Sustainable landscape design is environmentally responsible, fiscally rewarding, and on trend for 2018. Greenscaping is part of a larger movement toward more eco-friendly, low-impact living that is gaining traction among US homeowners. Here are some tips to help make your yard a little bit greener.
Waste Not Want Not:
Everyone wants their lawn and garden to look lush and green, but it takes a lot of water to service the American lawn. Consider replacing some of your greedy grasses with drought-resistant plants to cut down on water bills and time spent watering. Americans typically overwater their lawns, wasting gallons of water and millions of dollars each year. Use natural methods, such as installing bark mulches and recycling grass clippings into the lawn, to reduce the need for water and chemical fertilizers. Greenscaping promotes healthy soil. Put on a good set of garden gloves, grab some tools, and get to aerating the dirt around your plants to promote natural growth and greening.

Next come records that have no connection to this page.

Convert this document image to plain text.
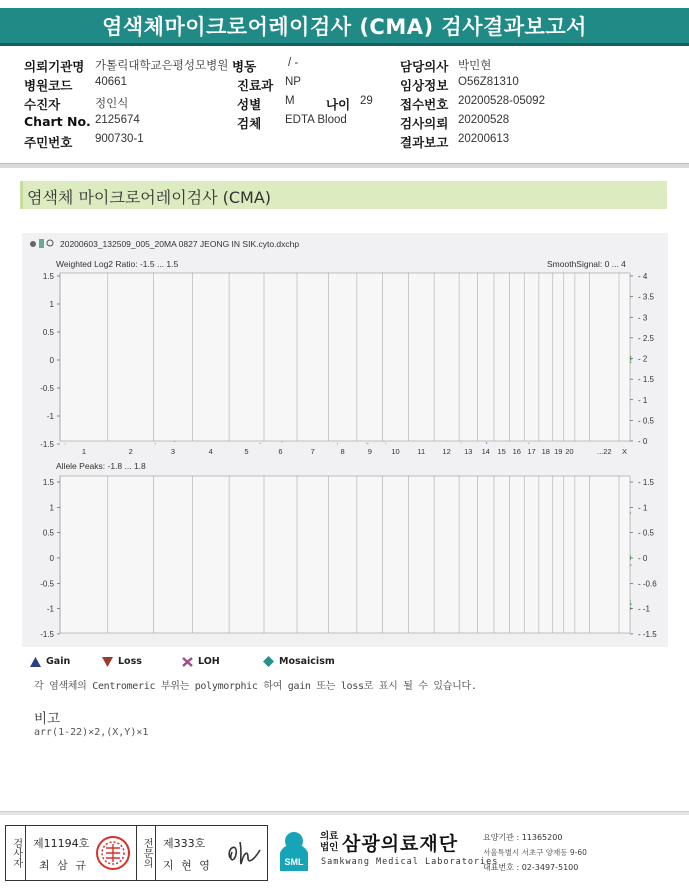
염색체마이크로어레이검사 (CMA) 검사결과보고서
의뢰기관명 가톨릭대학교은평성모병원 병동	/ -	담당의사 박민현
병원코드 40661	진료과 NP	임상정보 O56Z81310
수진자	정인식	성별 M	나이 29 접수번호 20200528-05092
Chart No. 2125674	검체 EDTA Blood	검사의뢰 20200528
주민번호 900730-1	결과보고 20200613
염색체 마이크로어레이검사 (CMA)
20200603_132509_005_20MA 0827 JEONG IN SIK.cyto.dxchp
Weighted Log2 Ratio: -1.5 ... 1.5	SmoothSignal: 0 ... 4
Allele Peaks: -1.8 ... 1.8
1.5
1
0.5
0
-0.5
-1
-1.5
- 4
- 3.5
- 3
- 2.5
- 2
- 1.5
- 1
- 0.5
- 0
1.5
1
0.5
0
-0.5
-1
-1.5
- 1.5
- 1
- 0.5
- 0
- -0.6
- -1
- -1.5
1	2	3	4	5	6	7	8	9	10 11 12 13 14 15 16 17 18 19 20	...22 X
Gain	Loss	LOH	Mosaicism
각 염색체의 Centromeric 부위는 polymorphic 하여 gain 또는 loss로 표시 될 수 있습니다.
비고
arr(1-22)×2,(X,Y)×1
검사자 제11194호
최 삼 규	전문의 제333호
지 현 영	SML
의료법인 삼광의료재단
Samkwang Medical Laboratories
요양기관 : 11365200
서울특별시 서초구 양재동 9-60
대표번호 : 02-3497-5100
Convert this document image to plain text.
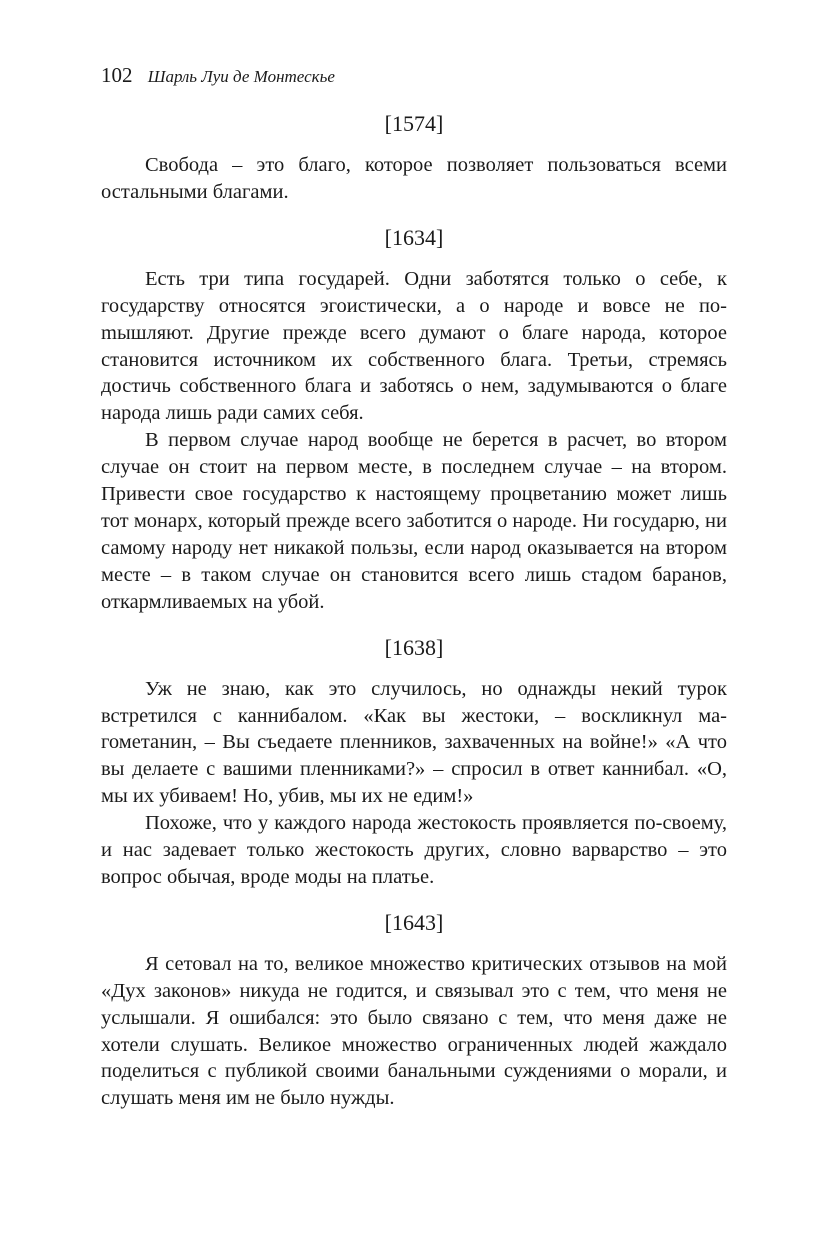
102 Шарль Луи де Монтескье
[1574]

Свобода – это благо, которое позволяет пользоваться всеми остальными благами.

[1634]

Есть три типа государей. Одни заботятся только о себе, к государству относятся эгоистически, а о народе и вовсе не поmышляют. Другие прежде всего думают о благе народа, которое становится источником их собственного блага. Третьи, стремясь достичь собственного блага и заботясь о нем, задумываются о благе народа лишь ради самих себя.

В первом случае народ вообще не берется в расчет, во втором случае он стоит на первом месте, в последнем случае – на втором. Привести свое государство к настоящему процветанию может лишь тот монарх, который прежде всего заботится о народе. Ни государю, ни самому народу нет никакой пользы, если народ оказывается на втором месте – в таком случае он становится всего лишь стадом баранов, откармливаемых на убой.

[1638]

Уж не знаю, как это случилось, но однажды некий турок встретился с каннибалом. «Как вы жестоки, – воскликнул магометанин, – Вы съедаете пленников, захваченных на войне!» «А что вы делаете с вашими пленниками?» – спросил в ответ каннибал. «О, мы их убиваем! Но, убив, мы их не едим!»

Похоже, что у каждого народа жестокость проявляется по-своему, и нас задевает только жестокость других, словно варварство – это вопрос обычая, вроде моды на платье.

[1643]

Я сетовал на то, великое множество критических отзывов на мой «Дух законов» никуда не годится, и связывал это с тем, что меня не услышали. Я ошибался: это было связано с тем, что меня даже не хотели слушать. Великое множество ограниченных людей жаждало поделиться с публикой своими банальными суждениями о морали, и слушать меня им не было нужды.
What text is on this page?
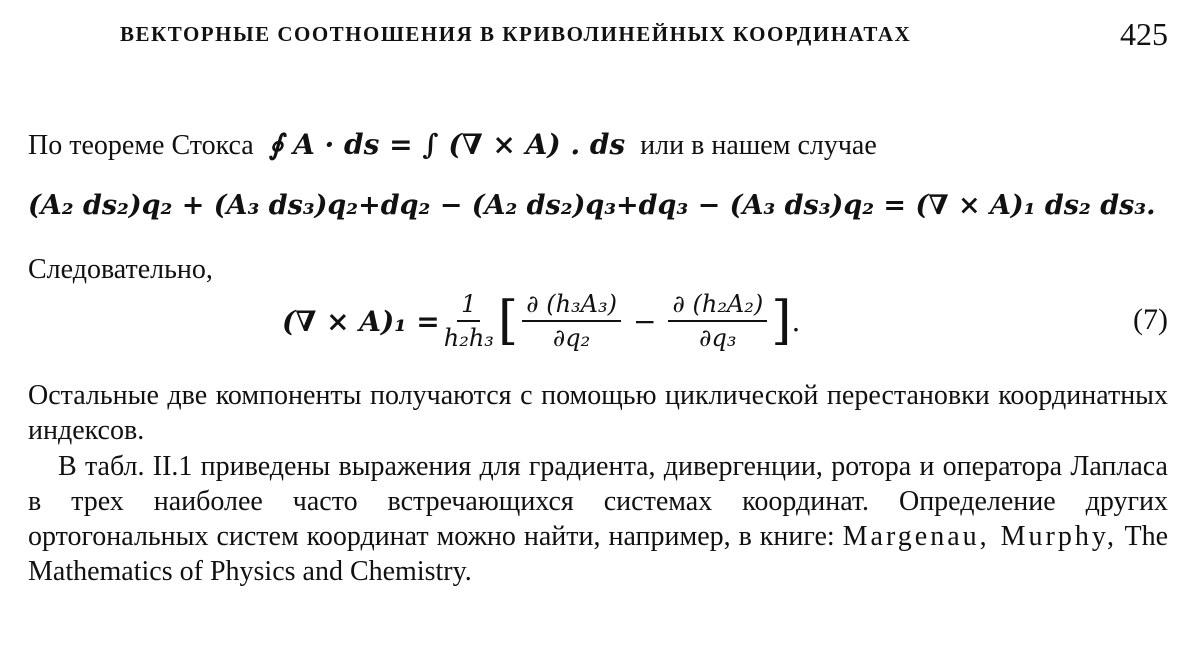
ВЕКТОРНЫЕ СООТНОШЕНИЯ В КРИВОЛИНЕЙНЫХ КООРДИНАТАХ	425
По теореме Стокса ∮ A · ds = ∫ (∇ × A) . ds или в нашем случае
(A₂ ds₂)q₂ + (A₃ ds₃)q₂+dq₂ − (A₂ ds₂)q₃+dq₃ − (A₃ ds₃)q₂ = (∇ × A)₁ ds₂ ds₃.
Следовательно,
(∇ × $A)_1 = \frac{1}{\text{h₂h₃}}$ [ $\frac{\text{∂ (h₃A₃)}}{\text{∂q₂}} - \frac{\text{∂ (h₂A₂)}}{\text{∂q₃}}$ ] .	(7)
Остальные две компоненты получаются с помощью циклической перестановки координатных индексов.
В табл. II.1 приведены выражения для градиента, дивергенции, ротора и оператора Лапласа в трех наиболее часто встречающихся системах координат. Определение других ортогональных систем координат можно найти, например, в книге: Margenau, Murphy, The Mathematics of Physics and Chemistry.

Healthy Dirt Grows Healthy Plants:
Choose native plants that are already acclimated for your location so they can thrive with less work. Do a soil test to chemically analyze the health of your lawn and garden so you can identify which nutrients to put back into the soil. Dousing your yard with chemicals from the home and garden store isn’t just wasting your money and damaging the environment-- over time, it’s actually ruining your soil. Practice composting to help revitalize the dirt with the nutrients and microbial life forms it is missing. Increase the biodiversity in your yard with plants that encourage pollinators like butterflies, bees, and birds. Your yard is a tiny ecosystem, and the healthier and more diverse it is, the more resilient it will be to trauma.
Add Value And Productivity:
One way we can all live more sustainably is to produce some of our food at home. Designating a portion of your yard as a food garden can help your family to eat healthier and save money, all while cutting down on the output of greenhouse gases created by trucking food from the countryside to our cities and suburban neighborhoods. Foods lose phytonutrients with age, so the fresher the fruit and veggies, the more you’ll get out of them. You’ll also know how safely they were grown and that they are free from harmful pesticides. Choose locally-adapted heirloom seeds wherever possible to improve yields and get the most benefit in nutrient value and deliciousness.

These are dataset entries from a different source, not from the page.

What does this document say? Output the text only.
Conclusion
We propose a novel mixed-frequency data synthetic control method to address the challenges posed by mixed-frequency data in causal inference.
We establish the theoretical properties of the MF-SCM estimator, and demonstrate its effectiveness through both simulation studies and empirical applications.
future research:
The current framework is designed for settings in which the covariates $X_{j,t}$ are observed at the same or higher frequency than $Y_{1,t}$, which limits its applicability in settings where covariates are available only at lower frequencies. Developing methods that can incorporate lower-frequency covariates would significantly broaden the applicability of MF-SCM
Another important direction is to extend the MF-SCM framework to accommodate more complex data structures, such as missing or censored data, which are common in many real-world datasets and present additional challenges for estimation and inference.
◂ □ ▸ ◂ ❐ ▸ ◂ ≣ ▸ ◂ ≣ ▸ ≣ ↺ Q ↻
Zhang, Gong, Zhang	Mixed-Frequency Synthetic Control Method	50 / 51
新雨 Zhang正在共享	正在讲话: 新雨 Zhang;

Think Outside The Nursery:
One hot trend in sustainable landscaping is xeriscaping, which promotes a style of gardening with minimal watering. In the drought-prone areas of the American southwest, this is commonly practiced via cactus gardens. But in the East, it can make use of a variety of natural plants that are adapted to the area and carefully-constructed irrigation to incorporate naturally-occurring water sources. It also places emphasis on decorative features like zen gardens, rock displays, and colorful mulches. Consider adding hardscape features like paths and seating to make the most of the natural environment.

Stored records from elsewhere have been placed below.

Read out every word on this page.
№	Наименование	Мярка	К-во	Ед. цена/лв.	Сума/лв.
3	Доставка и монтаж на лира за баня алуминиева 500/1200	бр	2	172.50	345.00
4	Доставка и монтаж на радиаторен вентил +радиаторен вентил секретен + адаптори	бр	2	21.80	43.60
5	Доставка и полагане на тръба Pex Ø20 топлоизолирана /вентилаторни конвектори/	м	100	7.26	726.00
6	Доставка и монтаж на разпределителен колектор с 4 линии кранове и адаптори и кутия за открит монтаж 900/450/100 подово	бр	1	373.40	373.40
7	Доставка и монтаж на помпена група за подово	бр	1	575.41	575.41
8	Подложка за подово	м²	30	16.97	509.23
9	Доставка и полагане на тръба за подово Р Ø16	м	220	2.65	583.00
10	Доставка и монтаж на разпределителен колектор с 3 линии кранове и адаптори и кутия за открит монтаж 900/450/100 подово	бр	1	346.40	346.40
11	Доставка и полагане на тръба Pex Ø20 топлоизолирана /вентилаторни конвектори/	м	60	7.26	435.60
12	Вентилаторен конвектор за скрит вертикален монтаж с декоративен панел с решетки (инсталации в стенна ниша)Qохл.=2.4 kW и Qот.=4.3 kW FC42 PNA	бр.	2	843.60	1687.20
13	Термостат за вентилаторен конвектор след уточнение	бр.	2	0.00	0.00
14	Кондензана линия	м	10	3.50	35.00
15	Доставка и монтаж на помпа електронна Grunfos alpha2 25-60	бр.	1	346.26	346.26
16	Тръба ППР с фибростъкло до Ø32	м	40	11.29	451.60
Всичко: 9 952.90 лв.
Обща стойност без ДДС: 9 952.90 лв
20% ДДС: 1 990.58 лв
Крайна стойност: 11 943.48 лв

Greenscaping is part of a larger movement toward living more healthy, sustainable, environmentally-conscious lives, and we can start by making better, more natural choices in our own backyards. Whether starting from scratch or upgrading your existing yard, you can implement a strategy for growing a healthier environment. Design with purpose and with an eye toward functionality. Choose locally-adapted plants, and focus on traditional, natural approaches to fertilizing and pest control. Conserve water and make use of passive solar energy for outdoor lighting. Responsible landscaping practices will save time and money-- and help take care of the environment.